Mabel. (Photo by Adam Silverman.)
Mabel's hat was a different matter. As a character, she is "other." She enters separately from the other girls, and her storyline is very different from theirs. So I didn't have to adhere to the same choices with her hat. She didn't have to be as monochromatic as the other girls, which is good because the green of her dress would have been too much if the hat were the same color! I used a straw base (hand-blocked/shaped) and used four different colors of green to trim it (1=the brim edge, 2=the crown ribbon, 3=a ribbon to tie behind her hair and 4=the kelly green on a ruffle/bandeau at the back and as some of the ostrich feathers on the hat). Ivory ostrich feathers were on top to keep the green ostrich feathers from looking too intense. I am please with how well the greens pull together without matching.

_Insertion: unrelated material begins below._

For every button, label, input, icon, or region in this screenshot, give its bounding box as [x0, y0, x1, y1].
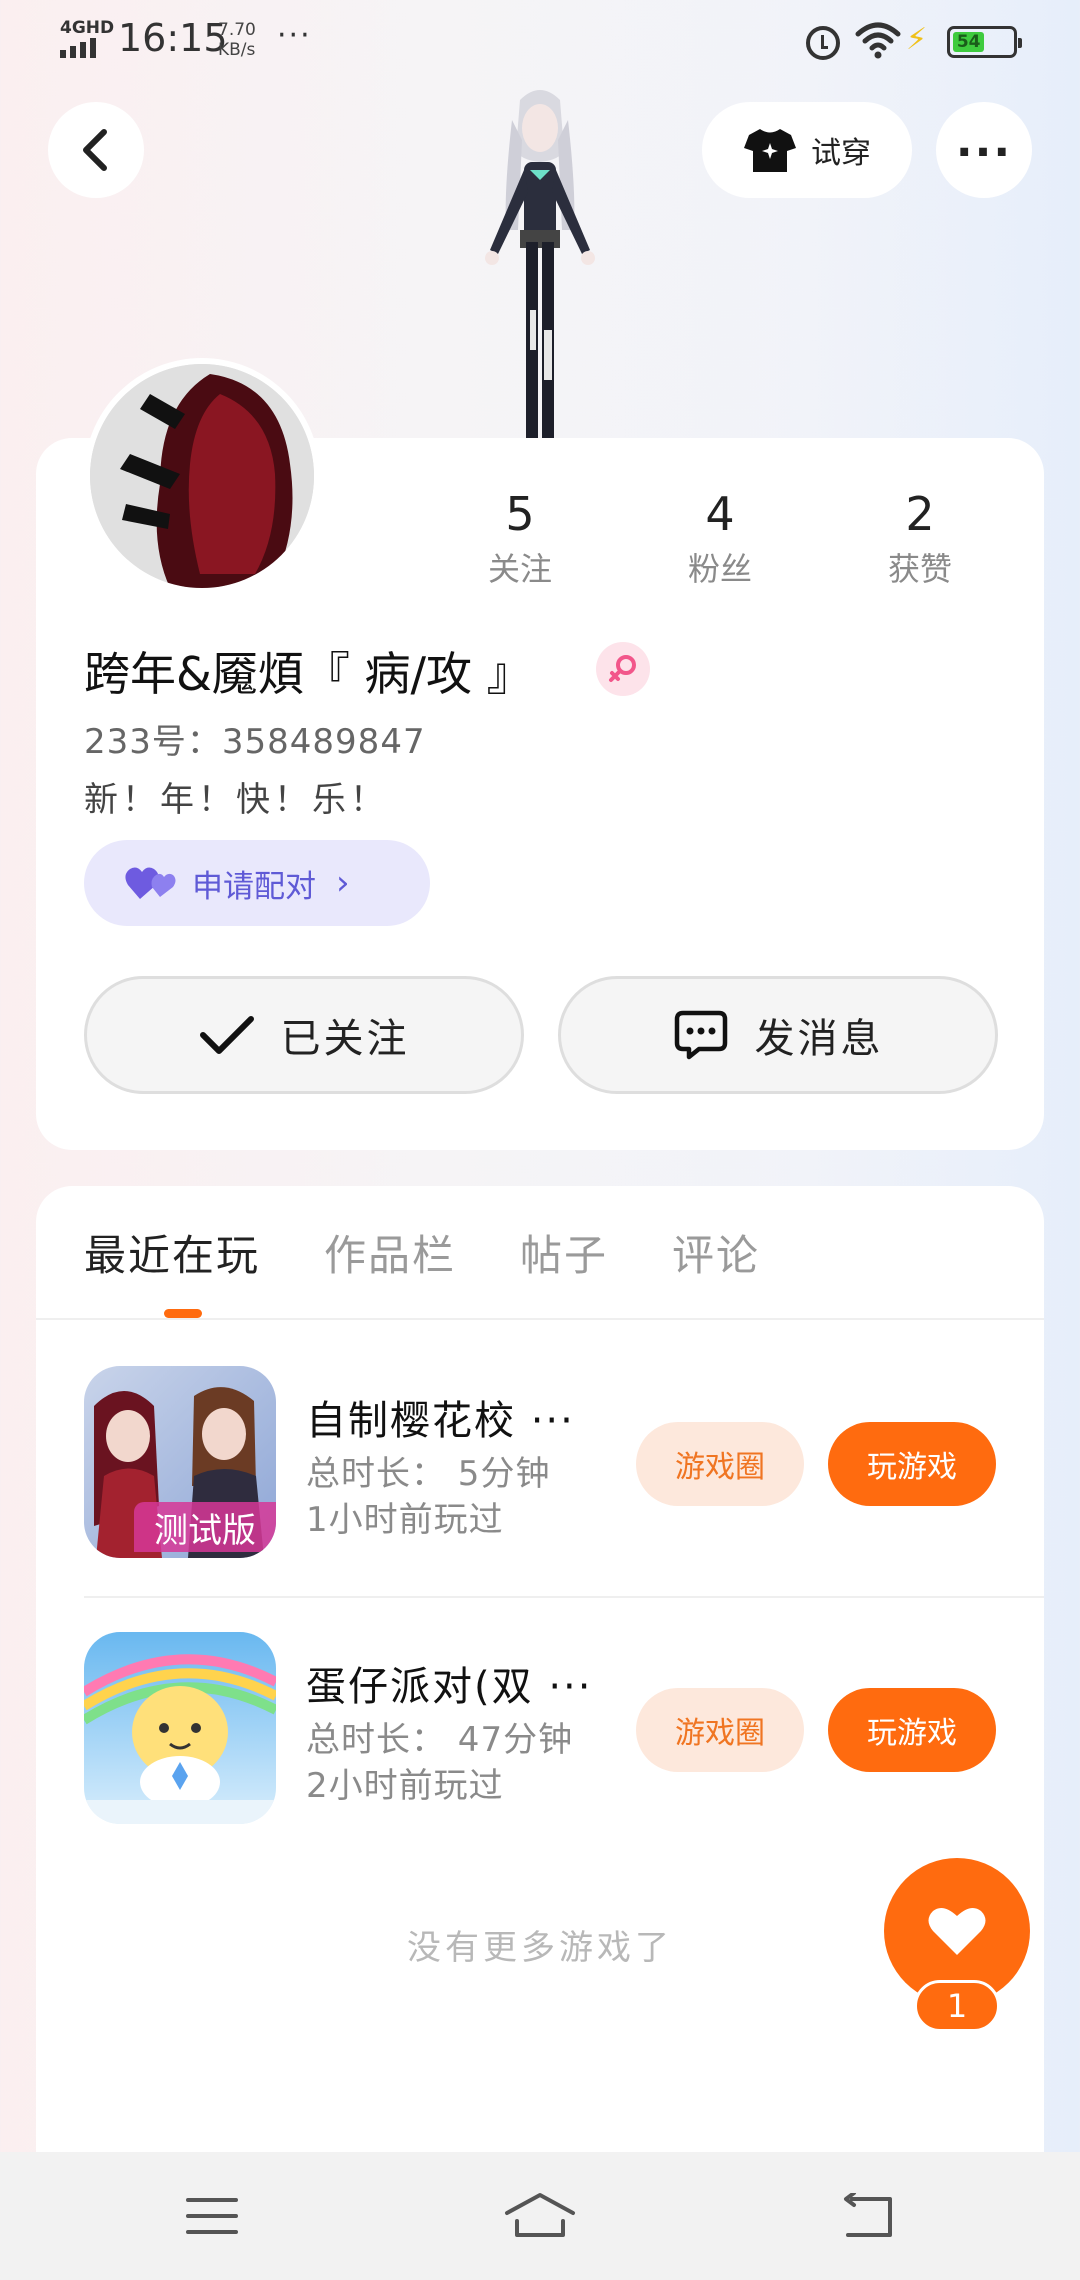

Mabel's hat was also able to be less secure than the other four hats.

The four maidens had to do the following in the hats: run/scamper around, jump up and down energetically, be captured by pirates and struggle to get free, a bit of choreography that knocked the hats about sometimes, faint (lavender) ... oh, and bend upside down to start to untie boots!

"A man!" (Photo by Adam Silverman.)
The photo above was taken immediately after we stood up after bending over to untie our boots. The hats are still on! The director marveled at how unheard-of it is to have hats on stage go through all that and still stay in place.

Bad blogger that I am, I neglected to take pictures of the undersides of the hats. They were not pretty! But they were functional, and that is what matters. At the front of each hat, I put a hair comb, so the hat would be secured at the front as it slid back onto the hair. Clips or horsehair loops at the sides gave a little extra insurance, but they weren't a primary securing method. At the back, stiff wire loops were able to slide down into the hair at the back of the skull. Pinning those wires to the hair was what enabled them to stay in place so well. Again, strange-looking to any layperson who might pick up one of the hats, but invisible on stage.

During the tech rehearsal, the director said to me "You're just beaming when you look at those hats!" And so I was. I am quite proud of my work. More than one person commented to me that the hats pulled the costumes together and were the icing on the cake. Combining my passions for millinery and for theatre was quite a treat.